While a change in recommended initial dosing for pediatric defibrillation would be readily implementable, it is likely that local guidance will stay in place unless there is clear evidence to change. The task force also recognised that most of the studies were conducted in sites where either 2 J/kg or 4 J/kg doses were recommended for initial defibrillation. The variability of dosing was largely attributable to the limited number of energy dose settings on defibrillators. So, although no specific energy dose was found superior, energy selections would generally have been approximating either 2 or 4 J/kg.
EtD Table: PLS 4080 12 Et D Energy doses for pediatric defibrillation during resuscitation
Knowledge Gaps
Specific undesirable effects (outside of the lack of ROSC/SHD) were not consistently reported in the studies identified e.g. myocardial damage.
Prehospital and in-hospital studies, ideally comparing existing different dosing strategies with planned subgroup analyses based on patient age and type of shockable rhythm (primary vs secondary) are ethical, necessary, and critically important to help guide clinicians in making these complex decisions. As different resuscitation councils recommend either 2 or 4 J/kg as an initial defibrillation dose, this may provide an opportunity for an international comparative study.
Further examination of the potential adverse effects of higher defibrillation doses when fixed energy doses are provided (AEDs) would also be helpful.
Future studies would benefit from including outcome measures consistent with the P-COSCA recommendations.
References
1. Gutgesell HP, Tacker WA and Geddes LA. Energy dose for ventricular defibrillation of children. Pediatrics. 1976;58:898-901.

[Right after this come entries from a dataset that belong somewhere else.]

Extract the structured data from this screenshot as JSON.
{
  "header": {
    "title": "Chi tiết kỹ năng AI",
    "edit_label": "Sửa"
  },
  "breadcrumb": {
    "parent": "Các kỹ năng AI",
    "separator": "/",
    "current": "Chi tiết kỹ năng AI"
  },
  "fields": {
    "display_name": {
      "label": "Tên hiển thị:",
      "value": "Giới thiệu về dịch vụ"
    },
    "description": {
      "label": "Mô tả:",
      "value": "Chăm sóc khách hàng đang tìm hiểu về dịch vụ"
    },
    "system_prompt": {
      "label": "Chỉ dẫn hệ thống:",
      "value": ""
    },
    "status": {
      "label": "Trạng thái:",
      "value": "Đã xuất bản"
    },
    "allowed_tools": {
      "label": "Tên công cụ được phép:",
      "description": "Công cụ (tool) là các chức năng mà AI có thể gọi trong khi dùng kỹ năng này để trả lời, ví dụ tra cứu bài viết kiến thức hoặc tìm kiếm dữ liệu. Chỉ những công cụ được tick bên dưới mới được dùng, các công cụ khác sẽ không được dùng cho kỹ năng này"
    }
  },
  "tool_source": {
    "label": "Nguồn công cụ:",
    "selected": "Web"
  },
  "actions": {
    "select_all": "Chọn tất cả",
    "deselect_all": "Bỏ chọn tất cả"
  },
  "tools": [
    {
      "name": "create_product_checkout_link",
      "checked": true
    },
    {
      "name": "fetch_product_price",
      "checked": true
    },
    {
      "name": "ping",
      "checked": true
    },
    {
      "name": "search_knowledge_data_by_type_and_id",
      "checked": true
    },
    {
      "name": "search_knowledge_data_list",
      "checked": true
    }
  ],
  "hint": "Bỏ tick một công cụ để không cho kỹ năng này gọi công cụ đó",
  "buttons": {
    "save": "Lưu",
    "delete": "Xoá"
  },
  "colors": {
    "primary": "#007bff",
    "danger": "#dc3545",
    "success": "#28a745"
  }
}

2. Hoyme DB, Zhou Y, Girotra S, Haskell SE, Samson RA, Meaney P, Berg M, Nadkarni VM, Berg RA, Hazinski MF, Lasa JJ and Atkins DL. Improved survival to hospital discharge in pediatric in-hospital cardiac arrest using 2 Joules/kilogram as first defibrillation dose for initial pulseless ventricular arrhythmia. Resuscitation. 2020;153:88-96.

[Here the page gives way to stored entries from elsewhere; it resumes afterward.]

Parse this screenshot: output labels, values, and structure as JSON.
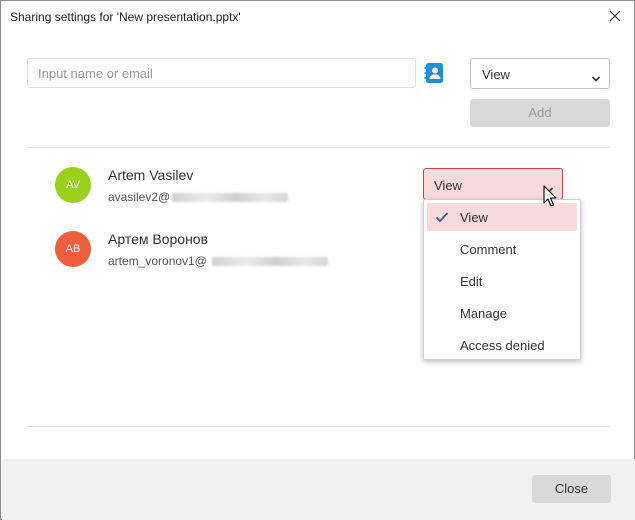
{
  "window": {
    "title": "Sharing settings for 'New presentation.pptx'"
  },
  "invite": {
    "placeholder": "Input name or email",
    "role_value": "View",
    "add_label": "Add"
  },
  "users": [
    {
      "initials": "AV",
      "name": "Artem Vasilev",
      "email_prefix": "avasilev2@",
      "avatar_color": "#9bd219",
      "role": "View"
    },
    {
      "initials": "AB",
      "name": "Артем Воронов",
      "email_prefix": "artem_voronov1@",
      "avatar_color": "#f05e3c"
    }
  ],
  "role_menu": {
    "options": [
      "View",
      "Comment",
      "Edit",
      "Manage",
      "Access denied"
    ],
    "selected": "View"
  },
  "footer": {
    "close_label": "Close"
  },
  "colors": {
    "accent": "#c4464b",
    "accent_bg": "#f7dadb",
    "contacts_icon": "#1e90d6",
    "check": "#3a5a80"
  },
  "icons": {
    "close": "close-icon",
    "contacts": "address-book-icon",
    "chevron": "chevron-down-icon",
    "check": "checkmark-icon",
    "cursor": "mouse-pointer-icon"
  }
}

3. Meaney PA, Nadkarni VM, Atkins DL, Berg MD, Samson RA, Hazinski MF and Berg RA. Effect of defibrillation energy dose during in-hospital pediatric cardiac arrest. Pediatrics. 2011;127:e16-23.
4. Rodríguez-Núñez A, López-Herce J, del Castillo J and Bellón JM. Shockable rhythms and defibrillation during in-hospital pediatric cardiac arrest. Resuscitation. 2014;85:387-91.
5. Rodríguez-Núñez A, López-Herce J, García C, Domínguez P, Carrillo A and Bellón JM. Pediatric defibrillation after cardiac arrest: initial response and outcome. Crit Care. 2006;10:R113.
6. Tibballs J, Carter B, Kiraly NJ, Ragg P and Clifford M. External and internal biphasic direct current shock doses for pediatric ventricular fibrillation and pulseless ventricular tachycardia. Pediatr Crit Care Med. 2011;12:14-20.
7. Tibballs J and Kinney S. A prospective study of outcome of in-patient paediatric cardiopulmonary arrest. Resuscitation. 2006;71:310-8.